Diane Patrick, a former first lady of Massachusetts, has endorsed Boston City Councilor Andrea Campbell’s campaign for mayor.
Patrick, a senior partner at Ropes and Gray, called Campbell a “compassionate and compelling leader who is ready to lead the city of Boston at this critical moment for our Commonwealth and our country.”
Patrick said she saw Campbell’s commitment to equity and justice firsthand when the candidate worked as deputy legal counsel for her husband, governor Deval Patrick, during his second term.
“She has the courage, the skills, and the unique lived experience to fight for and build an equitable future for all Bostonians,” Patrick said in her statement.

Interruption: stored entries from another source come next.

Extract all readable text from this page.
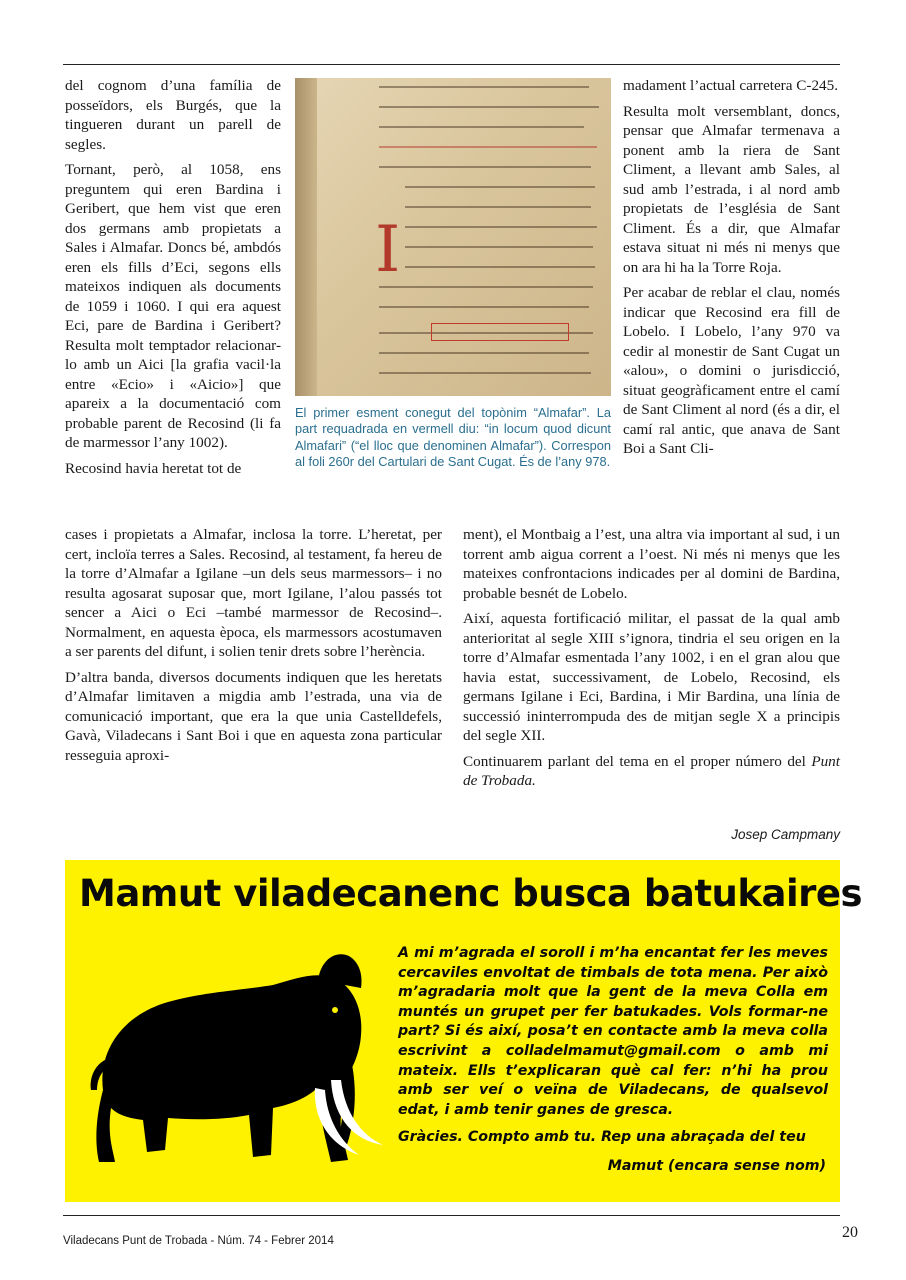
del cognom d’una família de posseïdors, els Burgés, que la tingueren durant un parell de segles.

Tornant, però, al 1058, ens preguntem qui eren Bardina i Geribert, que hem vist que eren dos germans amb propietats a Sales i Almafar. Doncs bé, ambdós eren els fills d’Eci, segons ells mateixos indiquen als documents de 1059 i 1060. I qui era aquest Eci, pare de Bardina i Geribert? Resulta molt temptador relacionar-lo amb un Aici [la grafia vacil·la entre «Ecio» i «Aicio»] que apareix a la documentació com probable parent de Recosind (li fa de marmessor l’any 1002).

Recosind havia heretat tot de

cases i propietats a Almafar, inclosa la torre. L’heretat, per cert, incloïa terres a Sales. Recosind, al testament, fa hereu de la torre d’Almafar a Igilane –un dels seus marmessors– i no resulta agosarat suposar que, mort Igilane, l’alou passés tot sencer a Aici o Eci –també marmessor de Recosind–. Normalment, en aquesta època, els marmessors acostumaven a ser parents del difunt, i solien tenir drets sobre l’herència.

D’altra banda, diversos documents indiquen que les heretats d’Almafar limitaven a migdia amb l’estrada, una via de comunicació important, que era la que unia Castelldefels, Gavà, Viladecans i Sant Boi i que en aquesta zona particular resseguia aproxi-

I
El primer esment conegut del topònim “Almafar”. La part requadrada en vermell diu: “in locum quod dicunt Almafari” (“el lloc que denominen Almafar”). Correspon al foli 260r del Cartulari de Sant Cugat. És de l’any 978.

madament l’actual carretera C-245.

Resulta molt versemblant, doncs, pensar que Almafar termenava a ponent amb la riera de Sant Climent, a llevant amb Sales, al sud amb l’estrada, i al nord amb propietats de l’església de Sant Climent. És a dir, que Almafar estava situat ni més ni menys que on ara hi ha la Torre Roja.

Per acabar de reblar el clau, només indicar que Recosind era fill de Lobelo. I Lobelo, l’any 970 va cedir al monestir de Sant Cugat un «alou», o domini o jurisdicció, situat geogràficament entre el camí de Sant Climent al nord (és a dir, el camí ral antic, que anava de Sant Boi a Sant Cli-

ment), el Montbaig a l’est, una altra via important al sud, i un torrent amb aigua corrent a l’oest. Ni més ni menys que les mateixes confrontacions indicades per al domini de Bardina, probable besnét de Lobelo.

Així, aquesta fortificació militar, el passat de la qual amb anterioritat al segle XIII s’ignora, tindria el seu origen en la torre d’Almafar esmentada l’any 1002, i en el gran alou que havia estat, successivament, de Lobelo, Recosind, els germans Igilane i Eci, Bardina, i Mir Bardina, una línia de successió ininterrompuda des de mitjan segle X a principis del segle XII.

Continuarem parlant del tema en el proper número del Punt de Trobada.

Josep Campmany
Mamut viladecanenc busca batukaires

A mi m’agrada el soroll i m’ha encantat fer les meves cercaviles envoltat de timbals de tota mena. Per això m’agradaria molt que la gent de la meva Colla em muntés un grupet per fer batukades. Vols formar-ne part? Si és així, posa’t en contacte amb la meva colla escrivint a colladelmamut@gmail.com o amb mi mateix. Ells t’explicaran què cal fer: n’hi ha prou amb ser veí o veïna de Viladecans, de qualsevol edat, i amb tenir ganes de gresca.

Gràcies. Compto amb tu. Rep una abraçada del teu

Mamut (encara sense nom)
Viladecans Punt de Trobada - Núm. 74 - Febrer 2014	20
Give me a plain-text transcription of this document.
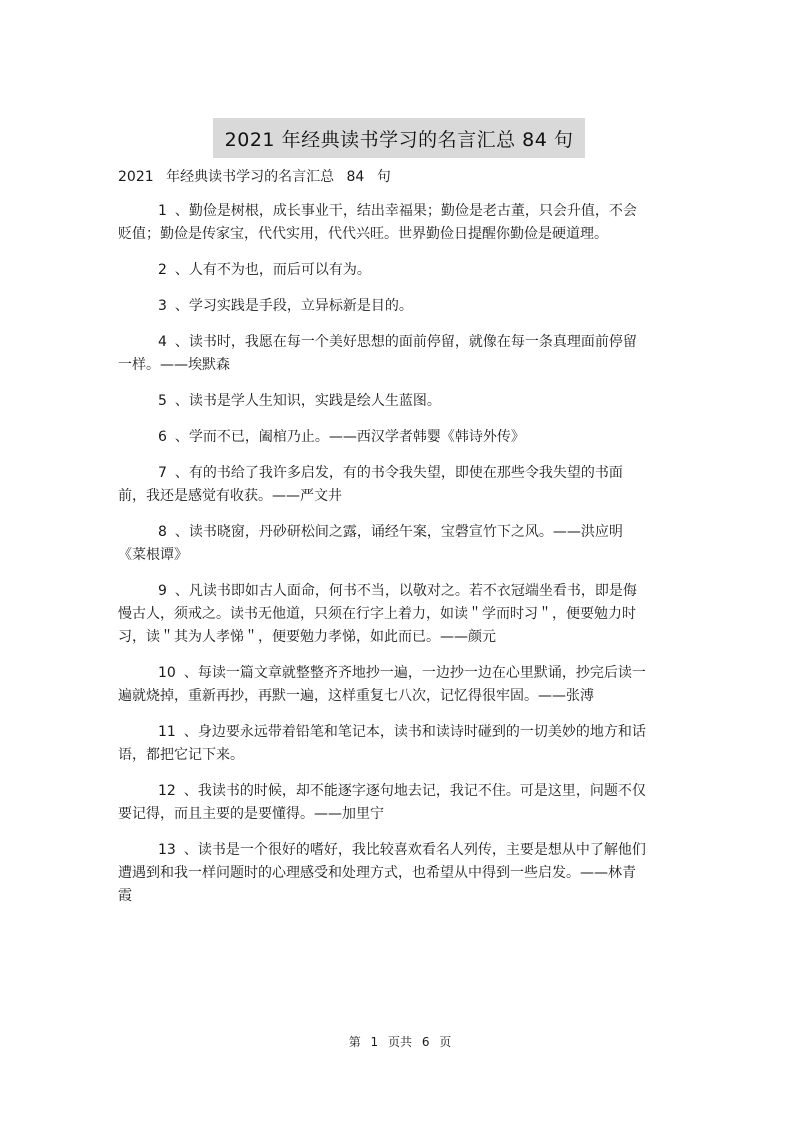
2021 年经典读书学习的名言汇总 84 句
2021 年经典读书学习的名言汇总 84 句

1 、勤俭是树根，成长事业干，结出幸福果；勤俭是老古董，只会升值，不会贬值；勤俭是传家宝，代代实用，代代兴旺。世界勤俭日提醒你勤俭是硬道理。

2 、人有不为也，而后可以有为。

3 、学习实践是手段，立异标新是目的。

4 、读书时，我愿在每一个美好思想的面前停留，就像在每一条真理面前停留一样。——埃默森

5 、读书是学人生知识，实践是绘人生蓝图。

6 、学而不已，阖棺乃止。——西汉学者韩婴《韩诗外传》

7 、有的书给了我许多启发，有的书令我失望，即使在那些令我失望的书面前，我还是感觉有收获。——严文井

8 、读书晓窗，丹砂研松间之露，诵经午案，宝磬宣竹下之风。——洪应明《菜根谭》

9 、凡读书即如古人面命，何书不当，以敬对之。若不衣冠端坐看书，即是侮慢古人，须戒之。读书无他道，只须在行字上着力，如读＂学而时习＂，便要勉力时习，读＂其为人孝悌＂，便要勉力孝悌，如此而已。——颜元

10 、每读一篇文章就整整齐齐地抄一遍，一边抄一边在心里默诵，抄完后读一遍就烧掉，重新再抄，再默一遍，这样重复七八次，记忆得很牢固。——张溥

11 、身边要永远带着铅笔和笔记本，读书和读诗时碰到的一切美妙的地方和话语，都把它记下来。

12 、我读书的时候，却不能逐字逐句地去记，我记不住。可是这里，问题不仅要记得，而且主要的是要懂得。——加里宁

13 、读书是一个很好的嗜好，我比较喜欢看名人列传，主要是想从中了解他们遭遇到和我一样问题时的心理感受和处理方式，也希望从中得到一些启发。——林青霞

第 1 页共 6 页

Campbell, a district city councilor from Mattapan, told the Globe: “I am beyond humbled and proud and thrilled to have her public endorsement in this race.”
She said she first knew Patrick as a mentor to younger lawyers and a champion for equity justice, public health, and mental health.
Patrick was an employment attorney whose early months in the limelight as a political wife sank her into a depression. She later became an advocate for destigmatizing mental health issues. She also began to use her public platform to advocate for domestic violence prevention, speaking openly about her personal experience in a previous marriage.
In a statement, Campbell called Patrick “an inspiration to me as someone who has demonstrated the importance of sharing our stories even when they’re painful.”
“She knows that to truly confront and eradicate the inequities and systemic racism in our city, we need to elect leaders who have experienced them first-hand, and to empower people who have been most impacted,” Campbell said.
Campbell, whose father was incarcerated and mother died when she was a baby, likewise uses her life story to inform her public stances and to combat stigma. She graduated from Boston Latin, Princeton University, and the UCLA School of Law. Her twin brother cycled in and out of the criminal justice system and died in jail. Another brother was accused of a string of rapes in Boston.
Campbell says she’s running to bring Boston together to break cycles of inequity and injustice, and to give every Bostonian a chance to succeed.
The endorsement announcement comes as Campbell releases a public health plan centered on racial equity, including expanding access to mental health services and addressing violence and trauma from racism, poverty, gun violence, domestic violence, homophobia, and transphobia.
Her plan calls for modernizing the city’s public health department and holding it accountable to “change the narrative on inequities,” while highlighting dramatic disparities: The rate of premature death for Black residents was 31 percent higher than for white residents, the Boston Public Health Commission reported in 2015. During the same time period, the infant mortality rate was 8.1 per 1,000 live births for Black infants, compared to 1.7 for white infants.
“It is unacceptable that the city of Boston continues to have these persistent inequities in health and this is our moment in time to change it,” Campbell said.
The councilor said she is also in conversation with Deval Patrick and that “of course, it would be an incredible honor to earn his support in this race.” The former governor was a political newcomer when he announced his campaign in 2005 but built a massive grassroots organization.
The race for mayor also features Councilor-at-Large Michelle Wu, who has won the endorsement of US Senator Elizabeth Warren. Several other councilors and potential contenders are expected to enter the race, if Mayor Martin J. Walsh is confirmed as President Biden’s labor secretary.